One really difficult part of being a product manager is quantifying your impact. Very rarely can you point to something and say
Yep, I did that. Just me on my own little lonesome.
Seeing that you can impact revenue directly is especially great. What follows is a short in the trenches story of one such moment in my career.
Building & growing a market-leading freemium B2B SaaS product was one of the most enriching experiences of my career. With a freemium tool comes a heavy dose of self-service functionalities as we can’t support all the people who would signup for the tool. Naturally, product manages a lot of the growth initiatives apart from the actual product functionality. This is an awesome (in both senses of the word) responsibility.
While it sounds interesting and glamorous, it’s not really. Most of the time, you are spinning your wheels. You try 15 things and one works….partially
Once in a while, things become a little more urgent and you have to hope for a hail mary pass. In one of our weekly business review meetings, we saw that our conversion rate was trending down continuously for more than 3 months.
This set off alarm bells and turning the conversion rate back around became our top priority. Since the onboarding that a new user gets when they signup play a huge role in their decision to stay with a tool like ours, I decided to focus my effort on understanding the flow as well as I possibly could.
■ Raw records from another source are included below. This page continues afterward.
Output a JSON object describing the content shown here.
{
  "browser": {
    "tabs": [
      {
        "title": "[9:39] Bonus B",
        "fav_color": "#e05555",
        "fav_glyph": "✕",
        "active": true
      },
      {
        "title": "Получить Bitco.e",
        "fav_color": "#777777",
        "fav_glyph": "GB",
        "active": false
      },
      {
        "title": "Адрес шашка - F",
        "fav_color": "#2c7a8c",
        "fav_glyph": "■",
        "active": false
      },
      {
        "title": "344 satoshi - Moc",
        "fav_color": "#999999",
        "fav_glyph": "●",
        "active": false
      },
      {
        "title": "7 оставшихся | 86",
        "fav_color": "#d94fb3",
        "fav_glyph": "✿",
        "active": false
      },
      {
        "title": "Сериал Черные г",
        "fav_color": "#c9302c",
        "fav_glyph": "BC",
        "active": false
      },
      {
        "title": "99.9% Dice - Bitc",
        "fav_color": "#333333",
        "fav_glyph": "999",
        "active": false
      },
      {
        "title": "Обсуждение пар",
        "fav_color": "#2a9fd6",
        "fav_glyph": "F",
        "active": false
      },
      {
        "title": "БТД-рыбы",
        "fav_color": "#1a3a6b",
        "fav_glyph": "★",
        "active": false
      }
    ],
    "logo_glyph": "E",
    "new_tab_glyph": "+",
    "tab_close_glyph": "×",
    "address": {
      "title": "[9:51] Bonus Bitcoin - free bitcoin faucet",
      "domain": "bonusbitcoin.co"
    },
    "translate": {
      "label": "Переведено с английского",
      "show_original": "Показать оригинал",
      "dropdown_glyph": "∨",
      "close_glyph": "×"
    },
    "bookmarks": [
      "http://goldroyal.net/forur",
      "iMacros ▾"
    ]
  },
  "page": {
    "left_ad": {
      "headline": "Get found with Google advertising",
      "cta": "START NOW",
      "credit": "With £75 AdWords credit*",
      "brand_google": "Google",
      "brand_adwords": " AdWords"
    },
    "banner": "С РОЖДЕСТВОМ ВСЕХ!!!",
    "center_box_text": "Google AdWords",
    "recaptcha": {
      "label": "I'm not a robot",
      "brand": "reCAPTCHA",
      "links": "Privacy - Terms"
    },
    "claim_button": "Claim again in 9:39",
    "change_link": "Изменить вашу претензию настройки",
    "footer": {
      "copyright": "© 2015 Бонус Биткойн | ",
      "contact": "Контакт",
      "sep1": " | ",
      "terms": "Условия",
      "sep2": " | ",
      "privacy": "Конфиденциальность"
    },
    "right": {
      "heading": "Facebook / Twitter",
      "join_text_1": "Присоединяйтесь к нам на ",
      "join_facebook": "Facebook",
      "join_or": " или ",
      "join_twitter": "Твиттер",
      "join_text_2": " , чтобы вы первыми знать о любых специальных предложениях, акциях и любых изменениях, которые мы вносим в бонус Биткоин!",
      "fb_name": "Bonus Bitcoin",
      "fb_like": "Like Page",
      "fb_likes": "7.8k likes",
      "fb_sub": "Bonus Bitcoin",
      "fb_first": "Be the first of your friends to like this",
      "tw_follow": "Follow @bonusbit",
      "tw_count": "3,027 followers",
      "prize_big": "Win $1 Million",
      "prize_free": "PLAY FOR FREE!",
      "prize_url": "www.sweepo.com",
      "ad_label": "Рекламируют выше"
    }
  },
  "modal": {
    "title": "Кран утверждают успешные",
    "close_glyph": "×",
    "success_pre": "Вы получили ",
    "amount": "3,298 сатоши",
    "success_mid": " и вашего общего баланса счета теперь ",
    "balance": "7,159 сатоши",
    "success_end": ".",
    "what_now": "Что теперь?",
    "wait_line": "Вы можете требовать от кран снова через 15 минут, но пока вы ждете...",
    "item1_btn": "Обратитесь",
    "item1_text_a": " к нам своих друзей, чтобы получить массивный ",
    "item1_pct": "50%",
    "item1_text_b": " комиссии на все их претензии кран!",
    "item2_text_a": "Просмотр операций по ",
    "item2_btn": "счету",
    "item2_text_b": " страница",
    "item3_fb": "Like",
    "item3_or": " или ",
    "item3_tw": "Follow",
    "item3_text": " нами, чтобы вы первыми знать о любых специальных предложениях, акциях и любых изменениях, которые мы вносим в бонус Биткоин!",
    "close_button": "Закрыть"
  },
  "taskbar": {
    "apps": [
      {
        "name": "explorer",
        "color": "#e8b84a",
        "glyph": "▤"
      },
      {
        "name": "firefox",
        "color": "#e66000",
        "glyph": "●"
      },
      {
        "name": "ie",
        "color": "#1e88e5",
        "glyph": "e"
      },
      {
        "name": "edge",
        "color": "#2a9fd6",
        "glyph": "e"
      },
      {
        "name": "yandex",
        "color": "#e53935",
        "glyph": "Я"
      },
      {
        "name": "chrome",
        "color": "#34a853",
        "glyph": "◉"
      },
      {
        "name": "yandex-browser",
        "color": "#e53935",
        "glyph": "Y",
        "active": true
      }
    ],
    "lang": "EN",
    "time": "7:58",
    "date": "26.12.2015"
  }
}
Onboarding users, especially for a freemium product is pretty straightforward. You have to communicate the value they would get from the tool as soon as possible (if you can help them actually see get some value that is when better), next you need to effectively close by making your ask (pay us money for providing this value). Having said that are literally more than a million ways you can do either thing in any given product. Like I said, none of this is easy.
In this particular case, we had a standard 14-day free trial during which the user got to play around with the entire product. After that time, they had to make a choice - get downgraded to the free version or upgrade to a paid plan. But to my astonishment, I realized that when the 14-day trial period expired, we were never asking users to make that choice! If anyone had still not made a decision after the 14-day trial period, they were automatically downgraded to the free plan.
Now, one thing to understand is…the more sophisticated users would be nurtured by our in-house sales teams so this wasn’t a problem that was costing us a whole lot of money but it definitely was affecting our long-tail revenue. Users who could potentially have been converted to paying customers were being lost simply because we never asked them if they wanted to pay us for the service we provided.
So I got right to work. I created a banner that asked the users to make an explicit choice, continue on the free (and restricted plan) or upgrade to a paid plan. The user had to make the choice to continue using the product. I could do this using our onboarding tool AppCues and it took me all of 30 mins to take it to production.
I monitored the data closely over the next few days. In the four weeks since we ran this test, we had $4000 worth MRR (Monthly Recurring Revenue) closed through the banner that I set up. At which point we made it permanent. That sounds small but it amounts to $48000 in revenue over the course of the year; nothing to sneeze at for 30 mins of effort and something I can always point to and say I did that.